Les prix de l’immobilier nantais ont encore reculé l’an dernier. Mais le centre reste inabordable pour les primo-accédants. Mais où donc prospecter alors ? Voici quelques idées.

A l’instar d’autres grandes agglomérations, Nantes accuse une nouvelle fois le coup cette année. La baisse des prix avoisine 6 % selon Loïc Cantin, président de la Fnaim Loire-Atlantique. Mais tout n’est pas noir pour autant Gérant de l’agence Guy Hocquet, Christian Martinez évoque « un début d’année prometteur en comparaison à celui de 2014 marqué par la morosité. Le volume des transactions a augmenté ».

L’hyper centre, surtout composé d’immeubles anciens, reste le pré carré des investisseurs. Les prix y sont toujours élevés, flirtant avec les 4 000 euros le mètre carré. Les familles à la recherche d’une grande surface n’auront d’autre choix que de s’éloigner un peu.

En bordure du centre-ville, le quartier Saint-Félix attire les acquéreurs. On peut y trouver des maisons typiques à la nantaise, avec chambres en bas et pièce à vivre à l’étage. Séduit par ce type d’habitat, un couple de quinquagénaire a acheté une maison de 140 mètres carrés datant de 1950 au prix de 325 000 euros.

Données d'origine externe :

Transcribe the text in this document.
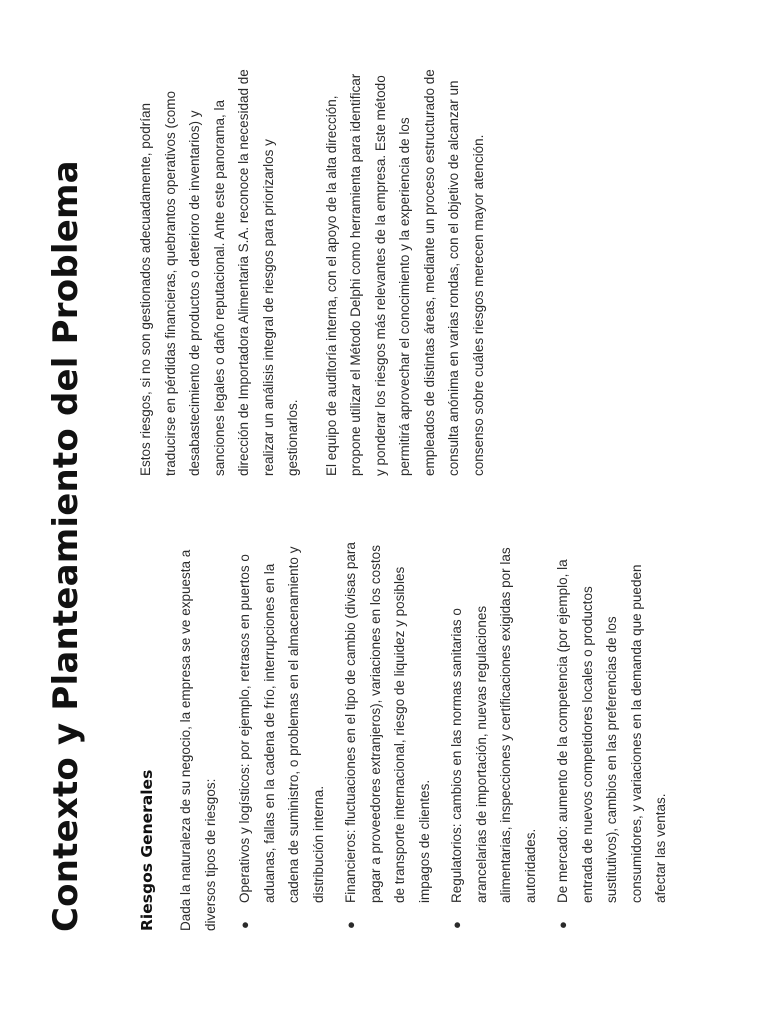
Contexto y Planteamiento del Problema	Riesgos Generales Dada la naturaleza de su negocio, la empresa se ve expuesta a diversos tipos de riesgos:	●
Operativos y logísticos: por ejemplo, retrasos en puertos o aduanas, fallas en la cadena de frío, interrupciones en la cadena de suministro, o problemas en el almacenamiento y distribución interna.
●
Financieros: fluctuaciones en el tipo de cambio (divisas para pagar a proveedores extranjeros), variaciones en los costos de transporte internacional, riesgo de liquidez y posibles impagos de clientes.
●
Regulatorios: cambios en las normas sanitarias o arancelarias de importación, nuevas regulaciones alimentarias, inspecciones y certificaciones exigidas por las autoridades.
●
De mercado: aumento de la competencia (por ejemplo, la entrada de nuevos competidores locales o productos sustitutivos), cambios en las preferencias de los consumidores, y variaciones en la demanda que pueden afectar las ventas.

Estos riesgos, si no son gestionados adecuadamente, podrían traducirse en pérdidas financieras, quebrantos operativos (como desabastecimiento de productos o deterioro de inventarios) y sanciones legales o daño reputacional. Ante este panorama, la dirección de Importadora Alimentaria S.A. reconoce la necesidad de realizar un análisis integral de riesgos para priorizarlos y gestionarlos.	El equipo de auditoría interna, con el apoyo de la alta dirección, propone utilizar el Método Delphi como herramienta para identificar y ponderar los riesgos más relevantes de la empresa. Este método permitirá aprovechar el conocimiento y la experiencia de los empleados de distintas áreas, mediante un proceso estructurado de consulta anónima en varias rondas, con el objetivo de alcanzar un consenso sobre cuáles riesgos merecen mayor atención.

Le centre inabordable pour les primo-accédants

Au sud du centre, règne l’île de Nantes, dont le nom fait débat, certains revendiquant le nom historique d’île Beaulieu. Elle est divisée en plusieurs secteurs, dont le dénominateur commun est le calme qui en fait l’attrait. Une famille a investi un appartement de 95 mètres carrés, boulevard Benoni-Goullin, pour près de 400 000 euros. Reste qu’habiter aux alentours du centre-ville est un luxe que tout le monde ne peut s’offrir. En particulier les primo-accédants au porte-monnaie plus modeste et confrontés à la frilosité des banques pour obtenir un prêt. Conséquence : nombre d’entre eux s’installent dans des quartiers excentrés. Tel que Boissières, au nord de la ville, souvent présenté comme un quartier sensible, où une famille a acquis une maison de 160 mètres carrés avec un jardin pour 304 000 euros.

Saint-Herblain, en banlieue ouest, un refuge idéal

D’autres primo-accédants sortent en première couronne, à Saint-Herblain, par exemple. Cette ville verdoyante, à vingt minutes du centre de Nantes en transports, fait figure de refuge idéal pour établir un cocon familial en toute quiétude. « Les prix sont de 20 à 30 % inférieurs à ceux de Nantes », soutient Chantal Troestler, gérante de Grand Ouest Immobilier. Un couple de trentenaire a récemment mis la main sur une maison en bon état, flanquée d’une parcelle de terrain de 500 mètres carrés pour le prix de 250 000 euros.

Pour les investisseurs, cap sur le centre

L’indéboulonnable centre-ville de Nantes est, bien sûr, à privilégier pour les investisseurs. Certes, il faut mettre la main à la poche, mais un placement dans ce quartier ne présente, en principe, aucun risque financier: « D’autant qu’avec la baisse des taux, les investisseurs parviennent à rembourser leurs crédits avec les loyers perçus », rassure Christian Martinez, gérant de l’agence Guy Hoquet. Le centre-ville concentre 90 % de la demande locative émanant des étudiants. Raison pour laquelle les studios ou les appartements de deux pièces sont les cibles favorites des investisseurs dans un secteur proche de toutes les commodités. Le prix du mètre carré s’élève en moyenne à 3 500 euros. Comptez 70 000 euros environ pour un studio de 20 mètres carrés. Et si vous voulez une place de parking, les prix s’envolent : 110 000 euros pour ce 25 mètres carrés équipé du précieux sésame.

Au nord, certains quartiers valent aussi le détour. C’est le cas de Saint-Pasquier ou de Perverie, en vogue notamment pour leur proximité avec les établissements scolaires La Perverie-Sacré-Coeur ou Saint-Joseph du Loquidy, très réputés à l’échelle régionale. Une maison de 93 mètres carrés à l’architecture ancienne, avec garage et jardin, a été achetée 395 000 euros. Loyer estimé : entre 900 et 1 000 euros hors charges.